The wind is out of the Northeast, and I follow a ranch road to the west to begin hunting North, along the edge of a lake. I have been heading North for a little while, not seeing anything when Smiley drives along and tells me he saw a nice boar hog on a nearly parallel road a little off. I hop in the truck and get dropped off at the start of that road and I hunt that road with no sign of javi or hog. I quickly retrace my steps to get back to my original route, and just as I am coming along the lake, I see the hairy tufted ears of a nice boar hog quartering away from my rooting in the grass along the road. He is maybe 70-80 yards away, and I slip an arrow out of my quiver and hug the brush to break up my outline and head towards him. I get 60 yards away and he lifts his head, grunts, and takes off into the thick brush to he west, and the question of why is answered as I feel a stray shifty wind on the back of my neck. Nothing to be done about it. That is hog hunting when the wind isn't strong enough.

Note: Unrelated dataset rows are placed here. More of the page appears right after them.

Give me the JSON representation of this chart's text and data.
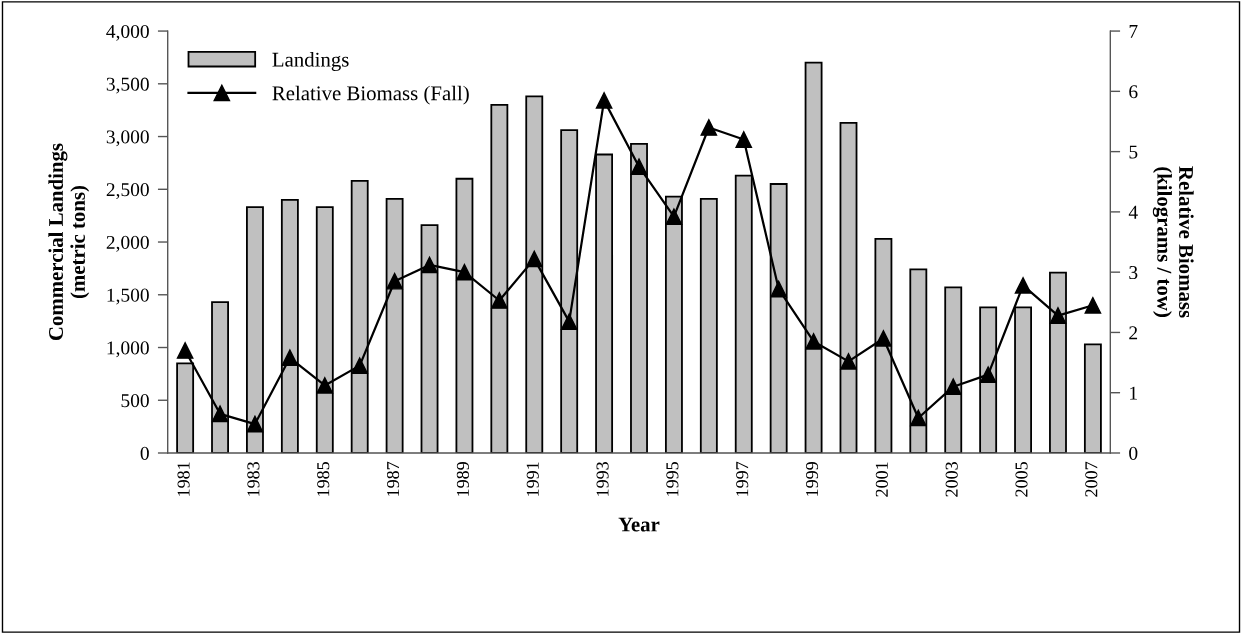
{
  "chart_data": {
    "type": "bar",
    "xlabel": "Year",
    "ylabel": "Commercial Landings\n(metric tons)",
    "y2label": "Relative Biomass\n(kilograms / tow)",
    "categories": [
      "1981",
      null,
      "1983",
      null,
      "1985",
      null,
      "1987",
      null,
      "1989",
      null,
      "1991",
      null,
      "1993",
      null,
      "1995",
      null,
      "1997",
      null,
      "1999",
      null,
      "2001",
      null,
      "2003",
      null,
      "2005",
      null,
      "2007"
    ],
    "series": [
      {
        "name": "Landings",
        "color": "#c0c0c0",
        "values": [
          850,
          1430,
          2330,
          2400,
          2330,
          2580,
          2410,
          2160,
          2600,
          3300,
          3380,
          3060,
          2830,
          2930,
          2430,
          2410,
          2630,
          2550,
          3700,
          3130,
          2030,
          1740,
          1570,
          1380,
          1380,
          1710,
          1030
        ]
      },
      {
        "name": "Relative Biomass (Fall)",
        "type": "line",
        "axis": "y2",
        "color": "#000000",
        "marker": "triangle",
        "values": [
          1.7,
          0.65,
          0.48,
          1.58,
          1.12,
          1.45,
          2.85,
          3.12,
          3.0,
          2.53,
          3.22,
          2.18,
          5.85,
          4.75,
          3.92,
          5.4,
          5.2,
          2.72,
          1.85,
          1.52,
          1.9,
          0.58,
          1.1,
          1.3,
          2.78,
          2.28,
          2.45
        ]
      }
    ],
    "ylim": [
      0,
      4000
    ],
    "yticks": [
      {
        "value": 0,
        "label": "0"
      },
      {
        "value": 500,
        "label": "500"
      },
      {
        "value": 1000,
        "label": "1,000"
      },
      {
        "value": 1500,
        "label": "1,500"
      },
      {
        "value": 2000,
        "label": "2,000"
      },
      {
        "value": 2500,
        "label": "2,500"
      },
      {
        "value": 3000,
        "label": "3,000"
      },
      {
        "value": 3500,
        "label": "3,500"
      },
      {
        "value": 4000,
        "label": "4,000"
      }
    ],
    "y2lim": [
      0,
      7
    ],
    "y2ticks": [
      0,
      1,
      2,
      3,
      4,
      5,
      6,
      7
    ],
    "grid": false,
    "legend": "top left"
  }
}
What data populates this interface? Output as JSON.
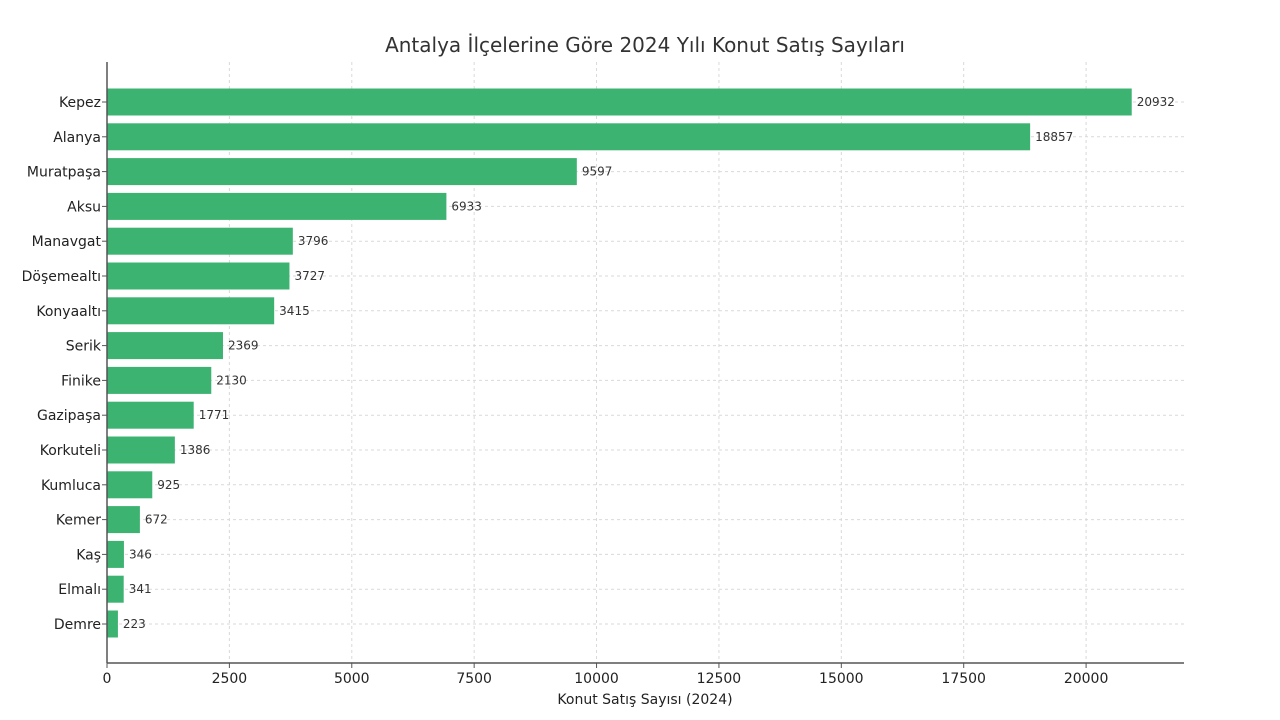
{
  "chart_data": {
    "type": "bar",
    "orientation": "horizontal",
    "title": "Antalya İlçelerine Göre 2024 Yılı Konut Satış Sayıları",
    "xlabel": "Konut Satış Sayısı (2024)",
    "ylabel": "",
    "categories": [
      "Kepez",
      "Alanya",
      "Muratpaşa",
      "Aksu",
      "Manavgat",
      "Döşemealtı",
      "Konyaaltı",
      "Serik",
      "Finike",
      "Gazipaşa",
      "Korkuteli",
      "Kumluca",
      "Kemer",
      "Kaş",
      "Elmalı",
      "Demre"
    ],
    "values": [
      20932,
      18857,
      9597,
      6933,
      3796,
      3727,
      3415,
      2369,
      2130,
      1771,
      1386,
      925,
      672,
      346,
      341,
      223
    ],
    "value_labels": [
      "20932",
      "18857",
      "9597",
      "6933",
      "3796",
      "3727",
      "3415",
      "2369",
      "2130",
      "1771",
      "1386",
      "925",
      "672",
      "346",
      "341",
      "223"
    ],
    "xlim": [
      0,
      22000
    ],
    "xticks": [
      0,
      2500,
      5000,
      7500,
      10000,
      12500,
      15000,
      17500,
      20000
    ],
    "xtick_labels": [
      "0",
      "2500",
      "5000",
      "7500",
      "10000",
      "12500",
      "15000",
      "17500",
      "20000"
    ],
    "grid": true,
    "bar_color": "#3cb371"
  }
}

I continue on ahead and make it to the end of the corned sender, where there are thick prickly pear cacti. The terrain looks good, and I decide to go a little further ahead. I catch a glimpse of something black up ahead, and slowly a group of 13 javelina come out of a canal and head toward the road. The pass me at distances ranging from 12-25 yards, but none of these are large enough that I want to shoot them. Further to the east, I see 2 larger javelina come out of the brush, and head my way, probably joining up with the others. These are a little more alert, and they spot me in the relatively thin cover, and take off the way they came, while the others start to feed on the road behind me.

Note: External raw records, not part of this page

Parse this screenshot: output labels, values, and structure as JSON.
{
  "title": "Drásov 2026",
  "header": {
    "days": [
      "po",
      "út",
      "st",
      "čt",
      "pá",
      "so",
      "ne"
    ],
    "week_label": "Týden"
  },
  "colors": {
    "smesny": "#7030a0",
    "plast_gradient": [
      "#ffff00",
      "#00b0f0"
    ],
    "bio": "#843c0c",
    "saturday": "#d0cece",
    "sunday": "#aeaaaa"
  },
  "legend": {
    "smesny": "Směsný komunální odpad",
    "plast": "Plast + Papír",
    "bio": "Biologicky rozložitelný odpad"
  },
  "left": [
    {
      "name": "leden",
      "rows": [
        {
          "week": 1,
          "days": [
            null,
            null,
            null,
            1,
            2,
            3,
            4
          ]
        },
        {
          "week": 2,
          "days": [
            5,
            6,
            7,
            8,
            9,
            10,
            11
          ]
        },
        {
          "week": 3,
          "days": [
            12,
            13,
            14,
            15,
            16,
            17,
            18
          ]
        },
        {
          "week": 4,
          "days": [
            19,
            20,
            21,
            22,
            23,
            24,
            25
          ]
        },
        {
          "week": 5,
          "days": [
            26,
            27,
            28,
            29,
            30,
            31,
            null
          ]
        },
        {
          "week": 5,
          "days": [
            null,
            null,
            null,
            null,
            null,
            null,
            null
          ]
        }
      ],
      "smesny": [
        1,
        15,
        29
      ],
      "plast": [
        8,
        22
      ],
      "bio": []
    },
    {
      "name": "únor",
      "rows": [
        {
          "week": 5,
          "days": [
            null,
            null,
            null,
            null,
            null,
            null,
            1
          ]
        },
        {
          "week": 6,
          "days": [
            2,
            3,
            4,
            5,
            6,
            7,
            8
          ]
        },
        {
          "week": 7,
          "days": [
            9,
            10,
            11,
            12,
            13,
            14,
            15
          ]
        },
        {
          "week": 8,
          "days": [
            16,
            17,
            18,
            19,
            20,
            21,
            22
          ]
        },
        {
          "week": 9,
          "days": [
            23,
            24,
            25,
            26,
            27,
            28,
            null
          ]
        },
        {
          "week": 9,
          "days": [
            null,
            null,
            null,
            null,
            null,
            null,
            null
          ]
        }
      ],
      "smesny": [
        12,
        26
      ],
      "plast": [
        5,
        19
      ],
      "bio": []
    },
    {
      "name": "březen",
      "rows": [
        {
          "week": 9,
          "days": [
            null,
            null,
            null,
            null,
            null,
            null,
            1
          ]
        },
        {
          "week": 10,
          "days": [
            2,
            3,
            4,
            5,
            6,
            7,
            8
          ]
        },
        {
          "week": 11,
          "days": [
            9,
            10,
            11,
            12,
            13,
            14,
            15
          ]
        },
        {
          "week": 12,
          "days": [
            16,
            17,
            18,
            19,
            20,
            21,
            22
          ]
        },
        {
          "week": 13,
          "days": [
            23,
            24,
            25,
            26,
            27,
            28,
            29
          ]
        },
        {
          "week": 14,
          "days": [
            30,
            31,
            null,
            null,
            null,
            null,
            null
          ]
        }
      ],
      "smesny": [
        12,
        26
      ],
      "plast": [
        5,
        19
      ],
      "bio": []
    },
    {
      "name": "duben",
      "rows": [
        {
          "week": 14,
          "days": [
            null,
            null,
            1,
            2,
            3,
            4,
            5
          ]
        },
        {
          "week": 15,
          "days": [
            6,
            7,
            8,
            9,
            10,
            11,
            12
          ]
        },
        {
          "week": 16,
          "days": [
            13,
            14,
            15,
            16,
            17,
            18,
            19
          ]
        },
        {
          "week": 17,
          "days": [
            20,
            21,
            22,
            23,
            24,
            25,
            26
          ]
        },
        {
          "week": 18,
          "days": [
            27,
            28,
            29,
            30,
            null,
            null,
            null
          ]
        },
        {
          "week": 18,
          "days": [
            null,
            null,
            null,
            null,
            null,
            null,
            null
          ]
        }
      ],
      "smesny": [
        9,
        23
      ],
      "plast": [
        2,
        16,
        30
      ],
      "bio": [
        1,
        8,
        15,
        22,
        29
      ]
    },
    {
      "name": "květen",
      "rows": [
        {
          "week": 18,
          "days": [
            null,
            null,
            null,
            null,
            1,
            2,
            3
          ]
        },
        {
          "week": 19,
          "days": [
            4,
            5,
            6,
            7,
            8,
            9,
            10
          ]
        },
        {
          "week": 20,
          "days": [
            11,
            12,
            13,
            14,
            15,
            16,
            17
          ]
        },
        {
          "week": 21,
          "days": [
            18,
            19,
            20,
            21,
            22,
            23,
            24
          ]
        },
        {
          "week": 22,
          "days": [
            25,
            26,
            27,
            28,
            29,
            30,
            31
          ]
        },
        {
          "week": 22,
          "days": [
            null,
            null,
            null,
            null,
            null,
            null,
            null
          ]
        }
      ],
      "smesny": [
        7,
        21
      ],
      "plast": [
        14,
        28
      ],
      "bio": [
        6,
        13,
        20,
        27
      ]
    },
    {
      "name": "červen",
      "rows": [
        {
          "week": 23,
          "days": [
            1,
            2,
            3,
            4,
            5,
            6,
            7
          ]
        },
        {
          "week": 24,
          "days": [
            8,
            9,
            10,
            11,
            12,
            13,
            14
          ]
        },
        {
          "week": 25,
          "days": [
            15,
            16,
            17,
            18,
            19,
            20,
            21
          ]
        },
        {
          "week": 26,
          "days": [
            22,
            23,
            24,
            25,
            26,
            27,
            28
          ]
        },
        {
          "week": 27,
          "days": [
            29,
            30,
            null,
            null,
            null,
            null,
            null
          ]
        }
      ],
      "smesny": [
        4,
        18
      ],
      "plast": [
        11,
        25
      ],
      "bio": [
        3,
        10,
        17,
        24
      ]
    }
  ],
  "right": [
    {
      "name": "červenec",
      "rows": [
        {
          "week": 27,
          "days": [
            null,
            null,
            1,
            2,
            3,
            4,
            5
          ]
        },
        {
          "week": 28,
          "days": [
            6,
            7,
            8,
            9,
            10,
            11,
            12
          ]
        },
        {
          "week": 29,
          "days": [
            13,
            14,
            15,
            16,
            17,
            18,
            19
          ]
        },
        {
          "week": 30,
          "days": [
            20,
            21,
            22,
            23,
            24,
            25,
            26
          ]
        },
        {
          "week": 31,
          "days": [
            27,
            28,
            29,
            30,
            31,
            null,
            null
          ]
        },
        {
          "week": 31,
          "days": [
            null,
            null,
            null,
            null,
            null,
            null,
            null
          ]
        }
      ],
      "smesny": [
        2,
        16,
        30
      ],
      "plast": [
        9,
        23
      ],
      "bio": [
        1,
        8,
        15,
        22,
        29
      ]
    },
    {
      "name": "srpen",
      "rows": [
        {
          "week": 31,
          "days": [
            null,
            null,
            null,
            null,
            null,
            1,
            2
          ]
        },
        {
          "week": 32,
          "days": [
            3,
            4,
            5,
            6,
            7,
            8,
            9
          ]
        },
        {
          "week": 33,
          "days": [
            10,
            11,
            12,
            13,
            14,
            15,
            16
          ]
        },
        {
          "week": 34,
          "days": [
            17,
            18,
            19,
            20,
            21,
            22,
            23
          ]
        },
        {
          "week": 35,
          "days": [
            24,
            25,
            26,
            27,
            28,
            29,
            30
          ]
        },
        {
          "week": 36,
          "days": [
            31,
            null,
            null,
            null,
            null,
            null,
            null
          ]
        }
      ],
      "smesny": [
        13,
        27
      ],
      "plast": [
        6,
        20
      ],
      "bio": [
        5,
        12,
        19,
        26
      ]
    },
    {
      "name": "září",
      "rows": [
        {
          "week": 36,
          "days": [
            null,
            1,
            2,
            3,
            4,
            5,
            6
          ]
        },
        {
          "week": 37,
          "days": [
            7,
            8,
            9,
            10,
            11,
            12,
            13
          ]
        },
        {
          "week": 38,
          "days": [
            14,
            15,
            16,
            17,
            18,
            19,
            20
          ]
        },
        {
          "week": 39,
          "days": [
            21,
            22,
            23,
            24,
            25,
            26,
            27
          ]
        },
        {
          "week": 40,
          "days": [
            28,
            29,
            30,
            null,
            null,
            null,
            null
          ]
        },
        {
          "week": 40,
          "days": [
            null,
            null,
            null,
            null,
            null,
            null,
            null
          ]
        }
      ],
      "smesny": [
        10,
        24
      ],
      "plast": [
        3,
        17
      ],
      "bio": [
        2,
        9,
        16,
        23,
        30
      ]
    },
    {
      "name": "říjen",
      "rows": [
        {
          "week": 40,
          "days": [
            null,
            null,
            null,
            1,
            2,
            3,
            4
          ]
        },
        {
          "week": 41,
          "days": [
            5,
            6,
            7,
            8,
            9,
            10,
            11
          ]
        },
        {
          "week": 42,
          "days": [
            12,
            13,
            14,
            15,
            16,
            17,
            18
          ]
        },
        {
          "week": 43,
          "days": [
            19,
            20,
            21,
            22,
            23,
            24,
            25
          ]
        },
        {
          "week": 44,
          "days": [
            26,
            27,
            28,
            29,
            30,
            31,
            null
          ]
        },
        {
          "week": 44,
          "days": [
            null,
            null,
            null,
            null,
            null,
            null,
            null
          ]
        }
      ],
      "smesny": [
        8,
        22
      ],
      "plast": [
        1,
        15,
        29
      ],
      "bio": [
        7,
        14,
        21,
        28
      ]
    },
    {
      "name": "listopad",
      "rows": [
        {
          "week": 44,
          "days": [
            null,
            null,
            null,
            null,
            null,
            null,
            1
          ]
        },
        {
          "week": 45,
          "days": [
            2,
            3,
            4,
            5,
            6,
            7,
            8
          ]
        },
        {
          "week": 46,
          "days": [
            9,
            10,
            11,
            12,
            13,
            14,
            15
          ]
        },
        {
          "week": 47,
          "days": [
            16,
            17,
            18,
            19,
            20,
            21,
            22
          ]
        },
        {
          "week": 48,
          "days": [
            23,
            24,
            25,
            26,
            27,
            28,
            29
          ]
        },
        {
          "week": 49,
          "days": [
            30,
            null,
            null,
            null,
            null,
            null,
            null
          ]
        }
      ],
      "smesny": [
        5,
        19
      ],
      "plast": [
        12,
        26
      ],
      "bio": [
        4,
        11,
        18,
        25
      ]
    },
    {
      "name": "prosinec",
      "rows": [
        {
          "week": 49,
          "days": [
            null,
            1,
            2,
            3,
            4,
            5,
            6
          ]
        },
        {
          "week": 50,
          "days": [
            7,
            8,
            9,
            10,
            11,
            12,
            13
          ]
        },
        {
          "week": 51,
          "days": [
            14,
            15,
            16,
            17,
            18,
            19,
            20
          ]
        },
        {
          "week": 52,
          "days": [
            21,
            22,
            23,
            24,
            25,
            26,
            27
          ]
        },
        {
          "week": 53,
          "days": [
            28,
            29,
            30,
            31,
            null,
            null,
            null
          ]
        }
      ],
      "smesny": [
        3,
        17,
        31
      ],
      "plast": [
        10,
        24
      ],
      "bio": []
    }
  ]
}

I figure that I have nothing to loose, so I take a couple steps into cover, pull out my javelina distress call, and make what I think sound like a javelina getting chewed on, or at least getting his butt kicked. I have heard great reports of success doing this when you bust up a group. Apparently these javelina didn't get the memo. The two that spooked didn't come back, and the rest of the group just fed at a fast pace away from me. Fortunately, they didn't wind me, and I decided to circle far to the west then south, and get back to the road ahead of them in hopes that the larger javelina would rejoin them. The first circle didn't work. They were moving to fast, and as I approached the road from the west, I could see I was on the same level as them when I was still 80 yards from the road. I went back west and made a much larger circle, and finally got far enough south and ahead of them on the road.

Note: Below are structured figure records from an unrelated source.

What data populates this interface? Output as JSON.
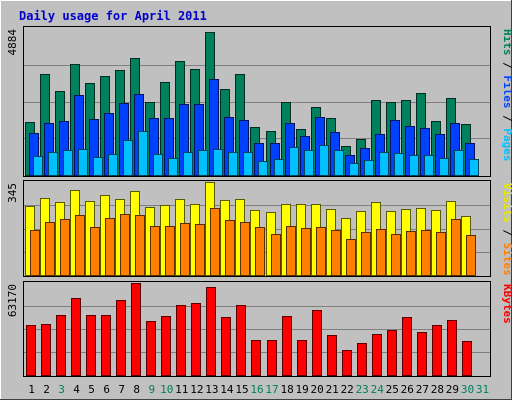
{
  "chart_data": {
    "type": "bar",
    "title": "Daily usage for April 2011",
    "days": [
      "1",
      "2",
      "3",
      "4",
      "5",
      "6",
      "7",
      "8",
      "9",
      "10",
      "11",
      "12",
      "13",
      "14",
      "15",
      "16",
      "17",
      "18",
      "19",
      "20",
      "21",
      "22",
      "23",
      "24",
      "25",
      "26",
      "27",
      "28",
      "29",
      "30",
      "31"
    ],
    "weekend_days": [
      "3",
      "9",
      "10",
      "16",
      "17",
      "23",
      "24",
      "30",
      "31"
    ],
    "panels": [
      {
        "id": "hits",
        "ymax": 4884,
        "ymax_label": "4884",
        "side_labels": [
          {
            "text": "Hits",
            "color": "#00805c"
          },
          {
            "text": " / ",
            "color": "#000000"
          },
          {
            "text": "Files",
            "color": "#0040ff"
          },
          {
            "text": " / ",
            "color": "#000000"
          },
          {
            "text": "Pages",
            "color": "#00c0ff"
          }
        ],
        "series": [
          {
            "name": "Hits",
            "color": "#00805c",
            "values": [
              1775,
              3358,
              2800,
              3682,
              3050,
              3304,
              3477,
              3875,
              2410,
              3075,
              3801,
              3536,
              4761,
              2864,
              3355,
              1591,
              1459,
              2423,
              1514,
              2248,
              1890,
              959,
              1186,
              2489,
              2415,
              2478,
              2726,
              1789,
              2563,
              1682,
              null
            ]
          },
          {
            "name": "Files",
            "color": "#0040ff",
            "values": [
              1393,
              1726,
              1806,
              2646,
              1860,
              2075,
              2402,
              2699,
              1895,
              1902,
              2365,
              2375,
              3187,
              1923,
              1816,
              1076,
              1066,
              1715,
              1300,
              1939,
              1418,
              669,
              884,
              1372,
              1839,
              1620,
              1552,
              1378,
              1727,
              1053,
              null
            ]
          },
          {
            "name": "Pages",
            "color": "#00c0ff",
            "values": [
              619,
              767,
              818,
              866,
              583,
              683,
              1149,
              1475,
              694,
              572,
              765,
              835,
              863,
              768,
              763,
              481,
              520,
              932,
              817,
              985,
              832,
              401,
              487,
              752,
              735,
              657,
              674,
              552,
              839,
              521,
              null
            ]
          }
        ]
      },
      {
        "id": "visits",
        "ymax": 345,
        "ymax_label": "345",
        "side_labels": [
          {
            "text": "Visits",
            "color": "#e6e600"
          },
          {
            "text": " / ",
            "color": "#000000"
          },
          {
            "text": "Sites",
            "color": "#ff8000"
          }
        ],
        "series": [
          {
            "name": "Visits",
            "color": "#ffff00",
            "values": [
              257,
              287,
              269,
              315,
              275,
              297,
              283,
              310,
              253,
              258,
              283,
              263,
              345,
              279,
              282,
              241,
              232,
              264,
              262,
              262,
              246,
              210,
              239,
              271,
              236,
              245,
              249,
              241,
              276,
              219,
              null
            ]
          },
          {
            "name": "Sites",
            "color": "#ff8000",
            "values": [
              168,
              196,
              206,
              222,
              178,
              211,
              225,
              223,
              183,
              180,
              192,
              190,
              247,
              203,
              197,
              177,
              153,
              183,
              173,
              179,
              167,
              134,
              159,
              169,
              151,
              162,
              167,
              160,
              207,
              147,
              null
            ]
          }
        ]
      },
      {
        "id": "kbytes",
        "ymax": 63170,
        "ymax_label": "63170",
        "side_labels": [
          {
            "text": "KBytes",
            "color": "#ff0000"
          }
        ],
        "series": [
          {
            "name": "KBytes",
            "color": "#ff0000",
            "values": [
              34096,
              35342,
              41163,
              53045,
              40897,
              40890,
              51683,
              63170,
              36938,
              40658,
              47887,
              49318,
              60359,
              39847,
              47855,
              23826,
              23811,
              40232,
              23967,
              44974,
              27616,
              17434,
              21860,
              27937,
              30779,
              39794,
              29843,
              34163,
              37846,
              23512,
              null
            ]
          }
        ]
      }
    ]
  }
}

The pace of the javelina slowed, and they began to feed more in earnest, but still made their way to me. I got into some brush to west where I would be concealed and waited for them to come the last 30 yards or so to give me a good shot. At this point, the larger boar had not rejoined the group, but my the time they got parallel to me he had. I pulled out my binoculars to be sure, and nearly ruined everything. The glare from the lens ( I was facing east) drew the attention of a smaller boar, who started to stir everyone up. The nicer boar was quartering away, but I thought it was now or never, and took the shot. The javelina scattered in all directions at the shot, but the one I shot, and another boar took off into the brush to the east, then headed a little north. I made a note of where I though that he crashed, and decided to give him a little time. I only waited around 25 minutes, and since it was warming up rapidly, went to look for him. I found him only 10 yards off of the road, right where I heard the crash.
Even though both boar weighed exactly 50# on the scale, this one was considerably older and thicker than the first one. The only problem was, it had taken me only 3 hours to reach the annual limit for javelina in Texas, and to kill both of the animals that I was allowed to kill for my 2 day hunt.
This time I was using an arrow tipped with a Simmons tigershark. Those heads have treated me very well. This is the very same head that killed my 263# boar 2 weeks ago.